Zen4 should be >20% higher IPC than Zen3 , no Vcache in both. Add the layer of stacked cache and percentage probably stays the same and the only difference is performance gain versus vanilla Zen3. Since we have GC numbers now and they are getting 19% higher IPC versus Rocket Lake, we can extrapolate a *possible* performance of GoldenCove(GC), Zen3D , Zen4, and RaptorLake parts.

Zen3 has around 7.7% higher IPC versus Cypress Cove which intel used in their presentation. The numbers are 1.10x higher int and 1.054x higher fp according to AT 11700K review. Geomean of both is around 7.7%. I used the ucode patched (higher) results for 11700K and adjusted for difference in ST boost clocks between 5800X and 11700K. That means that GC has around 10% higher IPC than vanilla Zen3 and ~16-17% higher ST performance if it reaches 5.3Ghz in ST workloads.
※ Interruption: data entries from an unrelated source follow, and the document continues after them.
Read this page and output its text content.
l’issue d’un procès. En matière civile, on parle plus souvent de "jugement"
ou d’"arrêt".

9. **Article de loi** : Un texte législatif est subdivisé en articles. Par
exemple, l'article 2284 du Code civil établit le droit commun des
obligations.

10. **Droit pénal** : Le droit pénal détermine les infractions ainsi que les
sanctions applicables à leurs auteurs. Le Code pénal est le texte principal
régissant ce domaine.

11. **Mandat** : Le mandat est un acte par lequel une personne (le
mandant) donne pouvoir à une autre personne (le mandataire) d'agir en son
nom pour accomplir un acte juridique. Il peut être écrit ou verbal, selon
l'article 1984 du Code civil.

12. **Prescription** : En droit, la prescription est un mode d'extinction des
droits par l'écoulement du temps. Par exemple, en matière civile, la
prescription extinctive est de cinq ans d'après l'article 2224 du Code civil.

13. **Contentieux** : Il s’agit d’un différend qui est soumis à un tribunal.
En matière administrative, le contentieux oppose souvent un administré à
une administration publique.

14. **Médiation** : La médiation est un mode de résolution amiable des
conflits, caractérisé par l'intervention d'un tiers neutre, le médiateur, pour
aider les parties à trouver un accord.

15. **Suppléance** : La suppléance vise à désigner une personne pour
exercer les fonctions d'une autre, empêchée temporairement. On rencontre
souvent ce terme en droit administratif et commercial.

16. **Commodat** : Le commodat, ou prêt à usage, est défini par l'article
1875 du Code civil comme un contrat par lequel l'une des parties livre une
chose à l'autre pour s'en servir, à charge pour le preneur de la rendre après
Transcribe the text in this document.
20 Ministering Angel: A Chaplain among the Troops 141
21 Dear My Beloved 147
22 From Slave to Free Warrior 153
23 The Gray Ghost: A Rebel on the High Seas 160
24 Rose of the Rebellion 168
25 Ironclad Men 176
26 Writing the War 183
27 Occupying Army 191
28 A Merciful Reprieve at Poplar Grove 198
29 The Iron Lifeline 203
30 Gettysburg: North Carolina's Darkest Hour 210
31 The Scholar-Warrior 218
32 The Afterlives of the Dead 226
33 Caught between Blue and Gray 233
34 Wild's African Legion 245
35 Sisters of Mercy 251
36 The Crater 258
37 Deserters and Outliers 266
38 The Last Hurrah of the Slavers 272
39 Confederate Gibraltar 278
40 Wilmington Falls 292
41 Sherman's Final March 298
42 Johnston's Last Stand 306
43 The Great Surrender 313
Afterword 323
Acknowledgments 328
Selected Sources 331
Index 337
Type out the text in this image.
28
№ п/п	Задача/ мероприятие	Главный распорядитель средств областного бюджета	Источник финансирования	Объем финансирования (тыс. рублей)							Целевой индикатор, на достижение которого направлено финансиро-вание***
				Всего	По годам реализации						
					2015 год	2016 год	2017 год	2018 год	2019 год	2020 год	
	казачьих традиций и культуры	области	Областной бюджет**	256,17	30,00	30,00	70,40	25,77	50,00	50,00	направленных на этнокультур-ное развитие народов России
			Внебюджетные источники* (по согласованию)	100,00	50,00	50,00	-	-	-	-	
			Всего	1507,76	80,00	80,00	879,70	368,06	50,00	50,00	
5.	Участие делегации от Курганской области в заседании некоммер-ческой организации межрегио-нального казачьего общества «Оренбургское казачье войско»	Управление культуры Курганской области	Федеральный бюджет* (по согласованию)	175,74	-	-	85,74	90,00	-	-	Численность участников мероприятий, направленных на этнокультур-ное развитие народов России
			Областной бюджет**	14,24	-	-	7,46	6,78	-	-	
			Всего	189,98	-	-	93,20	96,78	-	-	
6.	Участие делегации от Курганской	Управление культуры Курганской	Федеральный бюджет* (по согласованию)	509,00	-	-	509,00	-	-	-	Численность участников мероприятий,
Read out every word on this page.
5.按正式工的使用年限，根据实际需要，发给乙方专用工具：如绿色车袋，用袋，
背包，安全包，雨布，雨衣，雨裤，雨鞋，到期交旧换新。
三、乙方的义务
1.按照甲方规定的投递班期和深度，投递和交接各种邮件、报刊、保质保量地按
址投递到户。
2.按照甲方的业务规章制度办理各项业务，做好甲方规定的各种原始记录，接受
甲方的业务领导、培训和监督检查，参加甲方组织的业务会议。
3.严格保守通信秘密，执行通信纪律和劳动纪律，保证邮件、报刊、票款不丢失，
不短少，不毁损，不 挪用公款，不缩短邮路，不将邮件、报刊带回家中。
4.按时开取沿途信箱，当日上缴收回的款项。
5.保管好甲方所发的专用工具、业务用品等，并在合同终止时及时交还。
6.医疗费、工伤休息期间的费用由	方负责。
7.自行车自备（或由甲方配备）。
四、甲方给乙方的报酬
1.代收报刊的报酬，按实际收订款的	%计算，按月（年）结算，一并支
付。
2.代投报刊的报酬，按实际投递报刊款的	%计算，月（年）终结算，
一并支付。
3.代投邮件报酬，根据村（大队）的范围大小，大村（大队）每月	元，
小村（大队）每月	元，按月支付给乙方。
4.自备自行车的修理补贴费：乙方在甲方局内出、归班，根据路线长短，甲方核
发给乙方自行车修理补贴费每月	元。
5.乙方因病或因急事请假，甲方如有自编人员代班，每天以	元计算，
Zen3D might get around ~5% boost in general purpose apps due to that massive Vcache and if AMD really deploys it on 6nm node, we might get 5.1-5.2Ghz ST boost. The best case scenario for AMD is almost a parity of Zen3D versus GC in ST performance, if GC tops at 5.3Ghz range. There will always be benchmark outliers, on both ends, but this is probably the best AMD can get with the next Zen3D iteration.

That brings us to Zen4. Zen4 is rumored to be the next major overhaul of Zen3, boosting the FP/AVX datapaths to full 512bit and bringing the huge Vcache again on mainstream parts.
If the rumors are true, Zen4 with Vcache could be a huge 30% faster than vanilla Zen3 at ISO clocks. If AMD manages to get a few percentages of ST clock bump it could be even faster.
Zen4 should go against RaptorLake which will have beefed up GC cores with more cache. It is fair to assume that this might get another 5% of performance at ISO clocks and if intel reaches 5.5Ghz the net results could potentially be almost 10% performance uplift for ST versus GC. So, versus vanilla Zen3, RaptorLake could be as significant 25-30% faster in ST, while being ~15% faster than Zen3D.
Finally, Zen4 Vs RaptorLake looks like Zen3 versus CypresCove/Willow Cove - a slight edge for AMD if they manage to get the clocks near 5.3Ghz range.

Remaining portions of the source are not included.